闘争心がなくなったら酒を止めるといった人がいた。しかし、止める前に病に倒れ永眠した。彼の言う「闘争心」とは何であったのか、今では知るよしもないが、酒飲みのはしくれとして何となく分かる気がする。ただし、ここでいう「酒」とは家酒ではない。酒場で飲む酒のこと。

酒場で人にはじめて酔ったのは、学生時代。そこはたしか江古田の和田屋だったと思う。友人の行きつけの店だった。その後和田屋に限らず江古田に行く機会はなかったが日芸の学生がよくきていた店だったと思う。時代は70年代前半の学生運動も一段落した頃、友人と中原中也の話をしていると、後ろに人の気配。振り向くとそこには数人の日芸とおぼしき学生達。

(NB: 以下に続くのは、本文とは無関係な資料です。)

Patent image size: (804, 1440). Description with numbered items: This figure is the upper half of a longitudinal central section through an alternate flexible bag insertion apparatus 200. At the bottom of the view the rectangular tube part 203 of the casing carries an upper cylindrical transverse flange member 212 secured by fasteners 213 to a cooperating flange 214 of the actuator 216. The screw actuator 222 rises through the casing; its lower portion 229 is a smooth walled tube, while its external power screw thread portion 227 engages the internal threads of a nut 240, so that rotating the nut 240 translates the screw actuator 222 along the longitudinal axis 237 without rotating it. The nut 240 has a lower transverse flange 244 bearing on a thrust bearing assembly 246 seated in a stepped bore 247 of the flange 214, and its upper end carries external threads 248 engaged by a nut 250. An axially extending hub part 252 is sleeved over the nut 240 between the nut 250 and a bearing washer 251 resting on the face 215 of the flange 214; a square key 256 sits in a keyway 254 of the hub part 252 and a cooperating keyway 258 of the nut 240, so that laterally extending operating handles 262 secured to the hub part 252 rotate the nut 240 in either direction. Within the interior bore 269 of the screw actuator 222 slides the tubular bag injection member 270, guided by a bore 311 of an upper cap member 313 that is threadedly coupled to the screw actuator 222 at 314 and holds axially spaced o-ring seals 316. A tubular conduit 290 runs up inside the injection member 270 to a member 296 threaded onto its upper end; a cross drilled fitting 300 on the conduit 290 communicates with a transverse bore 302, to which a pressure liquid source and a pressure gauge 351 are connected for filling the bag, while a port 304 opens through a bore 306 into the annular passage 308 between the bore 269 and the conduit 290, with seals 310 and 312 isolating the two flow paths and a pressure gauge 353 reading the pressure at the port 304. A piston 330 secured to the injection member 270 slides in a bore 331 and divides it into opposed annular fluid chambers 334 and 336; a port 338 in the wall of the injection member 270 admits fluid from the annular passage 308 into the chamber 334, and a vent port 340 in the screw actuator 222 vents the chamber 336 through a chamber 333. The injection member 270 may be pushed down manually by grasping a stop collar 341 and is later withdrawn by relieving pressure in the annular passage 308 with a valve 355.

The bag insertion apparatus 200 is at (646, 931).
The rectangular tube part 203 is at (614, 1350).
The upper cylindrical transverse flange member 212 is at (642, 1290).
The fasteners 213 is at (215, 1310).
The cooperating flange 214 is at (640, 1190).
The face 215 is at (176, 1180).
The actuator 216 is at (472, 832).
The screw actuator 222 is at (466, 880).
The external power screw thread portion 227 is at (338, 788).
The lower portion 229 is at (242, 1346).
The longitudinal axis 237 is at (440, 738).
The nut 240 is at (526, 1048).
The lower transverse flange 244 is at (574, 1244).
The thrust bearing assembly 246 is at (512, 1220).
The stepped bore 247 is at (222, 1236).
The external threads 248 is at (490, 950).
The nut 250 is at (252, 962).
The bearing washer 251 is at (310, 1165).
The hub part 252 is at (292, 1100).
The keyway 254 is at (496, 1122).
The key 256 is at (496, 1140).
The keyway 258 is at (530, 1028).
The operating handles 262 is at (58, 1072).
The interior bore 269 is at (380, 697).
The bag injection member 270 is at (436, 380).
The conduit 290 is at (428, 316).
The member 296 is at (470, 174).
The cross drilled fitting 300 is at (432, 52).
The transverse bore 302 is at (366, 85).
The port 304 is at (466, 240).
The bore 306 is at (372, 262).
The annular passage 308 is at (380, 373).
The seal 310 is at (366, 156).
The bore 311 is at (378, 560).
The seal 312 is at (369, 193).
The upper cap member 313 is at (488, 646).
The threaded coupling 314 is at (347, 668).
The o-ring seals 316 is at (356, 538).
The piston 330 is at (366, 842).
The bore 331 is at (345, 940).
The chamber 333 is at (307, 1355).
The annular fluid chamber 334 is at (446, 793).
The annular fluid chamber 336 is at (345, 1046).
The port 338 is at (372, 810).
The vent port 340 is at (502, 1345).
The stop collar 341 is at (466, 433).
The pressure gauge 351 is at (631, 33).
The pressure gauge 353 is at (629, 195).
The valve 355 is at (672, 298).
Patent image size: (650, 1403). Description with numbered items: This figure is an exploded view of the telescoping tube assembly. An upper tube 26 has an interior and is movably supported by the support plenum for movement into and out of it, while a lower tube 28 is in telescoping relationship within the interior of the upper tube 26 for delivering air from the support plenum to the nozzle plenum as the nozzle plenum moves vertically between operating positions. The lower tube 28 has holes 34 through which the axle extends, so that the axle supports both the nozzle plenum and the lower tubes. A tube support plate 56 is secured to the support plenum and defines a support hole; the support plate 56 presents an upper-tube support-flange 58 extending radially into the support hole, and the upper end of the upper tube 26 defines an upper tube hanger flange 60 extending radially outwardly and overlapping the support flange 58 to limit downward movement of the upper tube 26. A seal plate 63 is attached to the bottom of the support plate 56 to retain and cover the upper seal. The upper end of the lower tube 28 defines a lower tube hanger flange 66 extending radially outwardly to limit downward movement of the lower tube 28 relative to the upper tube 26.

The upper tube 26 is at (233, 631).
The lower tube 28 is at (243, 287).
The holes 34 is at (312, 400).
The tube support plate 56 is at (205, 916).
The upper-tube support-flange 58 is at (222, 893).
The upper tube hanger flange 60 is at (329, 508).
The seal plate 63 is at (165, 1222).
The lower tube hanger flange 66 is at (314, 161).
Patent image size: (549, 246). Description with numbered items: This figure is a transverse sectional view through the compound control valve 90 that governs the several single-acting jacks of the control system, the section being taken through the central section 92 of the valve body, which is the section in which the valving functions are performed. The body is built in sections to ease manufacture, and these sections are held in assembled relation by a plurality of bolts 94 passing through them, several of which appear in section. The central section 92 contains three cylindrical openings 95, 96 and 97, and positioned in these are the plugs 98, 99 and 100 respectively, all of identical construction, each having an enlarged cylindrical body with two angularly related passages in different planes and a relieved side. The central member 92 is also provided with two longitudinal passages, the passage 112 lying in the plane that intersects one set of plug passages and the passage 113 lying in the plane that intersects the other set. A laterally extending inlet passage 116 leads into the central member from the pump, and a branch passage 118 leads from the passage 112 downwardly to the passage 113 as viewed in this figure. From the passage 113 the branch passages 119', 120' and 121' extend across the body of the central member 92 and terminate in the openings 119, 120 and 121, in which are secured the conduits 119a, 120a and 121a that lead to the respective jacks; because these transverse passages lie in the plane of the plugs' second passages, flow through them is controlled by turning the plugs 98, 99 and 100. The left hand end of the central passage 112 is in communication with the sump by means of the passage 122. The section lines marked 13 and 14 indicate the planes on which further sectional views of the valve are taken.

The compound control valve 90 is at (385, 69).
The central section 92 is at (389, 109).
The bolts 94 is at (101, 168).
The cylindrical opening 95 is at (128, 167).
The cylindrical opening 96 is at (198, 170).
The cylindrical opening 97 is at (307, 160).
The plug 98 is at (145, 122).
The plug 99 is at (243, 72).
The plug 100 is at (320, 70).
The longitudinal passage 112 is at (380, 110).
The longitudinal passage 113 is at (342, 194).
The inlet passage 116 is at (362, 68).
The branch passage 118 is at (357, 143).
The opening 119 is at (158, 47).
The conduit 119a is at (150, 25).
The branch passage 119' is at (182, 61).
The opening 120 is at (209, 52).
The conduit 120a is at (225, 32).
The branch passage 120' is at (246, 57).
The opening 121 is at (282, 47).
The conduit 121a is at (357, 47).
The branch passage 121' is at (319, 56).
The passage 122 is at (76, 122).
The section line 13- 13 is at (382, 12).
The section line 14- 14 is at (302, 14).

もうそれからは中原中也論で喧々囂々、時には時事問題から文学、芸術、演劇の話、果ては革命論まで熱く論じたり茶化したりしながら意気投合。誰が言ったか行きつけのジャズを聴かせる店があるということで一見の学生達と二次会、三次会。こんな経験から酒場の持つ独特の雰囲気に酔いハマっていった。江古田には日芸のほかにも武蔵大学や武蔵野音大などがあり、今は知らないが個性豊かな学生達が夜な夜な酒場にたむろしていたのだ。

次ぎに酔ったのは、いわゆるマスターとかママと呼ばれる方々との出逢い。角川書店の編集をしていたというF氏と一緒に六本木のとある酒場へ。酔っていたのとタクシーでいきなり乗り付けてしまったので、あいにく店の名前も場所もよく覚えていない。ただ、お客さんの一人に田辺聖子女史がいて、「このマスター、早稲田の政経をストレートででたくせになあんにも知らないのよ」という。そのマスター、よく「それってどういうこと?」とか、「どういう意味?」などと質問してくるのだ。いい加減な聞きかじりで知ったかぶりするとあとで赤っ恥!というとになりかねない。蘊蓄や知識をひけらかしながら飲むというより、勢い実感のこもった話題が飛び交うことが多くなる。それだけではなかった。このマスター一見頼りなげの雰囲気をもっていたが、じっくり客を観察しているようで、客同士の会話が弾むように、話をつないだり、他の客に話をふったり、その辺が見事だった。こじゃれた会話で客を愉しませるマスターやママも捨てがたいが、このように客と客をつなぐ店も面白い。

闘争心の話から脱線してしまったが、実はこの話の中に多分ヒントがある。酒場には人に出会う、生きた会話に触れる楽しみがある。しかし、得るだけでは上質の呑兵衛にはなれない。与えることがなくてはならないのだ。時には相手を喰い、和ませたり、駆け引きをしたり、切り返したり、場を読み、場を創っていく・・・。まさに闘争心なくしてできることではない。それでは酔えない?いえいえ、酔ってこそできることなのだ。